The Case for Digital Reinvention, a recent McKinsey publication, reveals how digital technology has penetrated different industries and companies.

The findings of this study seek to shed light on the current state of affairs through statistical analyses so as to “understand the nature, extent, and top-management implications of the progress of digitization.”

How will economic performance change as digitization continues to advance? Which are the best performing companies? Which approach is most relevant as digitization progresses?

To answer these questions, the study looks at the effects of digitization on different dimensions: products and services, marketing and distribution channels, business processes, supply chains, and new operators in the entrepreneurial ecosystem.

Every day we see the rise of new markets, profits, changes, and technologies, so we would be forgiven for assuming that the digitization of the economy is already at an advanced stage. But a closer look reveals that “digital forces” have not yet become as widespread as we might think.

On average, industries that are in the process of digitization represent less than 40% of the total: 10% have not digitized at all, while around 24% are in the process of doing so and only 4% are fully digitized.

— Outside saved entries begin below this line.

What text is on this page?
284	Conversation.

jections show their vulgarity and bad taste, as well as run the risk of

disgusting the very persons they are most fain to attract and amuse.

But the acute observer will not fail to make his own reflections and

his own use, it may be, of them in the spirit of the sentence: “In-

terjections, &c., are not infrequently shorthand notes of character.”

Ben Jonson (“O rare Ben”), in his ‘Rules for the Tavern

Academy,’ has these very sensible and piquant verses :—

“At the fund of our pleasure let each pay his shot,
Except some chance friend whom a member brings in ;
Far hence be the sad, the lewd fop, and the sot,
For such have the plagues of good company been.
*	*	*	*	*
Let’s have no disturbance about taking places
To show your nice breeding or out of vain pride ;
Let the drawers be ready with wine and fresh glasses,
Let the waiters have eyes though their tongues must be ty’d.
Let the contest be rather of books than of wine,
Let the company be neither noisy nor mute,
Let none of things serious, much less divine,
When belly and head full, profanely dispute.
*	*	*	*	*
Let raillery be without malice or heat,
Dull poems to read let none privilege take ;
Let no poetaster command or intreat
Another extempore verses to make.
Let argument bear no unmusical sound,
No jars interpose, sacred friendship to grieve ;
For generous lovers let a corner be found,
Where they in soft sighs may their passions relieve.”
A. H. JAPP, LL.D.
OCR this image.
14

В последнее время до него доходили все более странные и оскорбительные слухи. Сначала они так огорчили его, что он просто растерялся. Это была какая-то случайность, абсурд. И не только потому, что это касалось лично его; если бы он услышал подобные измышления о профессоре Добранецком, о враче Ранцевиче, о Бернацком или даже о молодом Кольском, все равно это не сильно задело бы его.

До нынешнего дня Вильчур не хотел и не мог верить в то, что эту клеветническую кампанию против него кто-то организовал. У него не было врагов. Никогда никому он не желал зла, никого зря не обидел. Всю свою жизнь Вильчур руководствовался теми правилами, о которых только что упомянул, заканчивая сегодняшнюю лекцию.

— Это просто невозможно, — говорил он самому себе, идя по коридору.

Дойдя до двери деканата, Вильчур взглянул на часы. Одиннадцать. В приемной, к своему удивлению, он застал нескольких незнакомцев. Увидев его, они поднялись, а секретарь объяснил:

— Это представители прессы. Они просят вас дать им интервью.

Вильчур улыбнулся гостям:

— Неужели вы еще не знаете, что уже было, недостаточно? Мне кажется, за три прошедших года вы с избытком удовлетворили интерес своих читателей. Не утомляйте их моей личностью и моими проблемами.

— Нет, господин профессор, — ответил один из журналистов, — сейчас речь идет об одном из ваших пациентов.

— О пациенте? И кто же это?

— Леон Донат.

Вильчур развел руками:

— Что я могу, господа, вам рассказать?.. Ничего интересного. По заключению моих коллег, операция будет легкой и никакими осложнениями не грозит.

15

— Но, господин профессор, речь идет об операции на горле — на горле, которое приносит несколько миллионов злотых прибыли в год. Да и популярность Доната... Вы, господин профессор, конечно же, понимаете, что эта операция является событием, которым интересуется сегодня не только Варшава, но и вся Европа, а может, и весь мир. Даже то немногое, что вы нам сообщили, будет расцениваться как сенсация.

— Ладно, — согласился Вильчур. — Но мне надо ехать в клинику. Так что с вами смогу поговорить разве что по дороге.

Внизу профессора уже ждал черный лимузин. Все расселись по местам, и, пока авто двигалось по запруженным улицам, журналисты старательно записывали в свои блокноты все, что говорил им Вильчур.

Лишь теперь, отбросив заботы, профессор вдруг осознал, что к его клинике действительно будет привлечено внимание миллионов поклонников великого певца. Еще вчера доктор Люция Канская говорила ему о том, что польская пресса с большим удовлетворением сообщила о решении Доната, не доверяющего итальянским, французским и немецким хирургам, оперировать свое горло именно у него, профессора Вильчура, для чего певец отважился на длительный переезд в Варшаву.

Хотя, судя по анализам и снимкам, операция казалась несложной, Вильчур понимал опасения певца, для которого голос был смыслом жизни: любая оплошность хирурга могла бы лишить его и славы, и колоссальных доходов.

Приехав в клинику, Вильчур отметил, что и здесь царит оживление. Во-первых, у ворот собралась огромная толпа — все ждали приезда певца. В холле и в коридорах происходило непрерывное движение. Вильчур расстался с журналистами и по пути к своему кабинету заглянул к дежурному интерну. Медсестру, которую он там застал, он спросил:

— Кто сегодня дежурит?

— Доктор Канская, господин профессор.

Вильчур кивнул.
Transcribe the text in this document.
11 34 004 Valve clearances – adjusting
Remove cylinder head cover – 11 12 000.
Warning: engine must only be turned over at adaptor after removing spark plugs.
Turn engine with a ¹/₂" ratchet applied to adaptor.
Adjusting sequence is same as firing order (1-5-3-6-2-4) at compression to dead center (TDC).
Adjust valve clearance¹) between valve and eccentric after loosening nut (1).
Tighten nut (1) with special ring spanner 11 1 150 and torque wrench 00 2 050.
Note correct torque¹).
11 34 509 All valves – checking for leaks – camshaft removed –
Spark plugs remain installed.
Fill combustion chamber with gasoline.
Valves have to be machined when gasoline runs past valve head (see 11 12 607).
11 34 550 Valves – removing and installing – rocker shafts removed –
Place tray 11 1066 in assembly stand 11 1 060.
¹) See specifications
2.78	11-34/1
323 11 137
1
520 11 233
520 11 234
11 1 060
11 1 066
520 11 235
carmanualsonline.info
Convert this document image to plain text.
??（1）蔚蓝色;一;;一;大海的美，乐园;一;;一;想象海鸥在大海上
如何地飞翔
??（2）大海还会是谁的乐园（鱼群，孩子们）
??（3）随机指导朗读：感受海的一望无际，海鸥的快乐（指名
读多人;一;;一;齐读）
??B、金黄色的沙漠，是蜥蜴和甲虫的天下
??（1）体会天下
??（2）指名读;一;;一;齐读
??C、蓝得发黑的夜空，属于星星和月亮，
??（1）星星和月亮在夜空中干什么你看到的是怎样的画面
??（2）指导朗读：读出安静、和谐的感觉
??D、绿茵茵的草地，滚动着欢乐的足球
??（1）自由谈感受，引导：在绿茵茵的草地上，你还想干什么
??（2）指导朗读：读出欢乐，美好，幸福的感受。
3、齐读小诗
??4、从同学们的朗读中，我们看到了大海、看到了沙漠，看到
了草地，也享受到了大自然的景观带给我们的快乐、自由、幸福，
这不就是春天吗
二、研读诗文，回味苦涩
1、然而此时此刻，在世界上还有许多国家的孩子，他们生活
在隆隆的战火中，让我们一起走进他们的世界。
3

The study shows that as digitization penetrates more fully revenues and profit growth will decrease for those who do not speed up the digitization process. The main factor dividing these two groups is whether or not they use integrated digital strategies.

The study’s conclusions are clear: act decisively, whether by creating “new digital businesses or reinventing the core of today’s strategic, operational, and organizational approaches.”

We are only just beginning to see the impact of digitization on firms’ economic performance—the process is far from complete. As it continues to move forward, the benefits and opportunities will be enormous.

The Case for Digital Reinvention. McKinsey, 2017.